At first glance, the South Pacific island of Niue doesn't appear to be a competitive threat to some of the world's largest technology companies. The country, which is about 100 square miles, has 1,750 residents, who survive on an annual budget of $5.5 million, according to a tourist website.
But a U.S. nonprofit organization has accomplished a feat on Niue that may make some wireless companies a little nervous: It has provided every single person on the island with free Wi-Fi Internet service.
Even though it didn't distribute the computers and PC cards necessary to tap into the service, the Internet Users Society Niue built a comprehensive network -- which includes solar-powered repeaters in coconut trees -- to give everyone on the island and its visitors open and free Wi-Fi Internet access. About 300 of the island's residents own computers, according to Bill Semich, president of the nonprofit.
"It's a tiny country," Semich said. "It is the perfect place to get everybody unwired."
But Semich's project may pose a threat to one group: companies such as AT&T, IBM, Intel and T-Mobile, which are trying to build business by selling Wi-Fi service in coffee shops, hotels, airports and other popular venues.
Even though the number of places where people can get Wi-Fi Internet access has exploded -- 20,000 Wi-Fi "hot spots" exist worldwide today and that number is expected to skyrocket to 190,000 in 2007, according to market research firm IDC -- there is little evidence that people are paying to use the service. Wi-Fi users number 687,000 today and that is predicted to spike to 25 million in 2007, but IDC analysts don't break down their numbers between paying customers and those looking for freebies.
However, plenty of anecdotal evidence indicates that groups like Semich's are putting up free hot spots, while the for-pay ones are suffering.

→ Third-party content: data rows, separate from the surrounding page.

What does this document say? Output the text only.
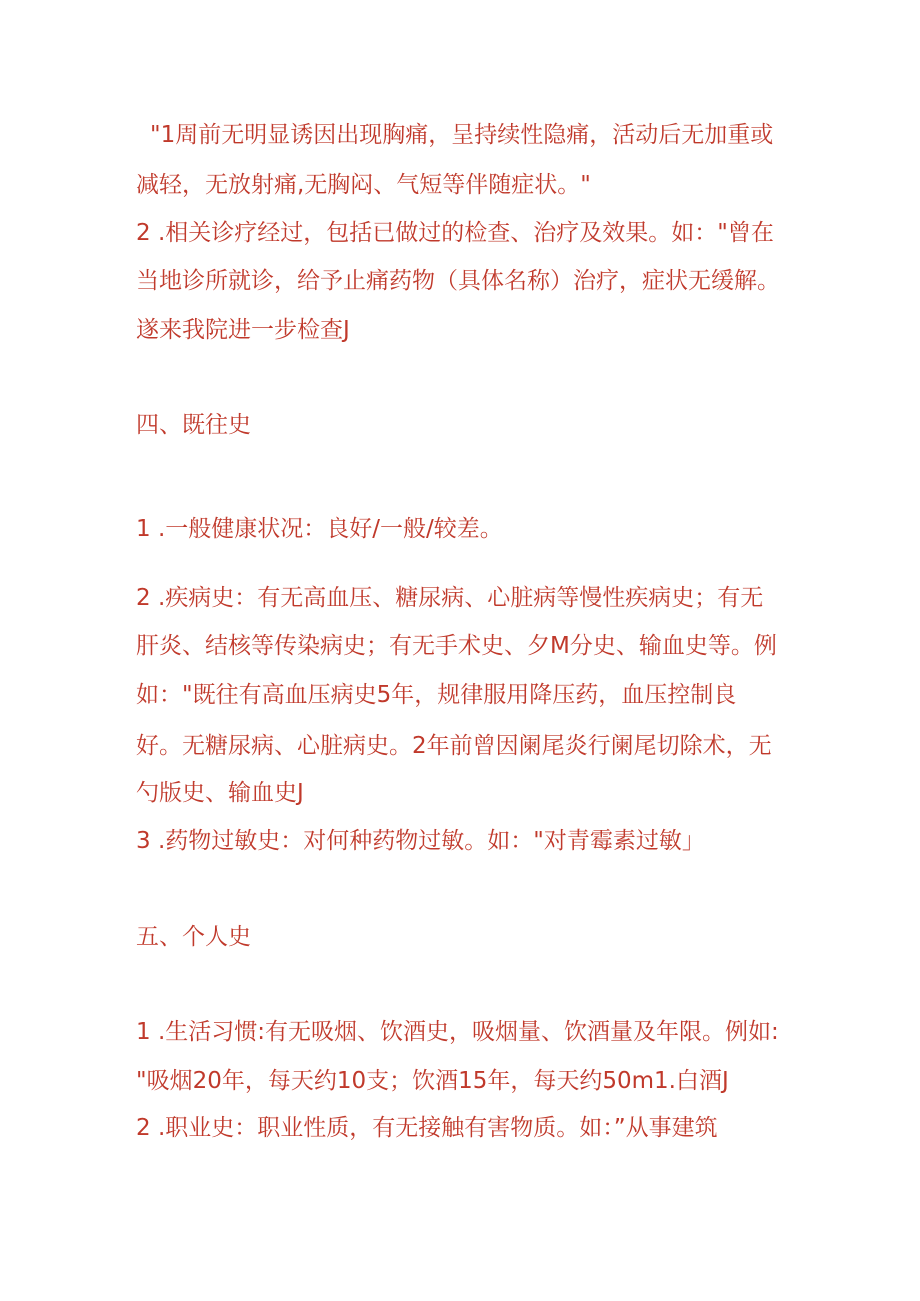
"1周前无明显诱因出现胸痛，呈持续性隐痛，活动后无加重或
减轻，无放射痛,无胸闷、气短等伴随症状。"
2 .相关诊疗经过，包括已做过的检查、治疗及效果。如："曾在
当地诊所就诊，给予止痛药物（具体名称）治疗，症状无缓解。
遂来我院进一步检查J
四、既往史
1 .一般健康状况：良好/一般/较差。
2 .疾病史：有无高血压、糖尿病、心脏病等慢性疾病史；有无
肝炎、结核等传染病史；有无手术史、夕M分史、输血史等。例
如："既往有高血压病史5年，规律服用降压药，血压控制良
好。无糖尿病、心脏病史。2年前曾因阑尾炎行阑尾切除术，无
勺版史、输血史J
3 .药物过敏史：对何种药物过敏。如："对青霉素过敏」
五、个人史
1 .生活习惯:有无吸烟、饮酒史，吸烟量、饮酒量及年限。例如:
"吸烟20年，每天约10支；饮酒15年，每天约50m1.白酒J
2 .职业史：职业性质，有无接触有害物质。如：”从事建筑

At Starbucks, for example, only "tens of thousands" of customers are paying to use the company's much-publicized Wi-Fi network, out of 22 million who file through the company's stores every week, a company representative said. The network has been up and running since August in 2,100 -- or 60 percent -- of Starbucks coffee shops in North America.
In a recent setback to Wi-Fi deployment in Europe, Forrester Research analyst Lars Godell said that the money being spent on building these public for-pay wireless networks was being "wasted." Not enough Europeans will have the laptop computers and PC cards necessary to tap into the system, he said.
Godell also predicted that few Europeans would be willing to pay for "Internet access on the go," which would make it difficult for service providers to recoup the costs for laying out the initial broadband pipelines necessary to power the service.
"Simply, basic constraints on the number of devices in use, and users' willingness to pay a significant amount for Internet access on the go, will limit public (wireless local area network) users to numbers well short of planned networks' carrying capacity," Godell said. "Additionally, the sky-high costs of providing Internet backhaul from hot spots will kill many hot-spot business cases."
Wi-Fi backers, naturally, deny that free Wi-Fi service, which is not only available in Niue, but also in certain parts of New York, San Francisco, Seattle, Milwaukee and other U.S. cities, will signal the death of commercial services. A niche group of people will always be interested in paying for a secure and faster connection than most free hot spots will supply, said Frank Hanzlik, managing director of the Wi-Fi Alliance.
"There will be a certain constituency for the free service who will say 'Maybe its throughput is slower, but it's free, and free is better than nothing,'" Hanzlik said. "But there will be a set of people who will see the value of the for-pay service."
As for Godell's comments, Hanzlik pointed out that Wi-Fi technology is new in Europe. Therefore, it is less common and more expensive than in the United States.
"Prices in Europe today for the paid services are a lot higher than in the U.S.," he said. "We'll see prices in the 30 Euro ($34) range for daily use whereas in the states it's for $10 or so. This market is still in the early days."
Indeed, most Wi-Fi service providers are still experimenting with business models, analysts said. T-Mobile, which powers the service at Starbucks, has slashed its prices since introducing Wi-Fi in the coffee shops. Verizon has begun offering free public Wi-Fi connections to its home DSL customers.
"They are using it as a differentiator for their DSL service -- as a competitive stance against the cable companies and their cable modem service," said Forrester Research analyst Charles Golvin. "From a competitive standpoint, what is going to happen is that Wi-Fi access for broadband consumer subscribers is going to be bundled as part of an overall package."
Semich said nothing is keeping people from paying for DSL and then sharing it with neighbors wirelessly, similar to the way music fans swapped tunes on Napster. Semich's group, which raised money by selling .nu domain names, is paying $500,000 a year to lease broadband pipelines from a local carrier and then distributing Internet access wirelessly and for free throughout Niue.
"I think (the for-pay Wi-Fi service carriers) will move the charge over to that fat pipe," Semich said. "There will be a lot of people sharing their Internet connections in apartments and dorms and doing it without the permission of the entity providing the broadband pipeline."
"That is something the Internet providers are going to have to worry about," he said.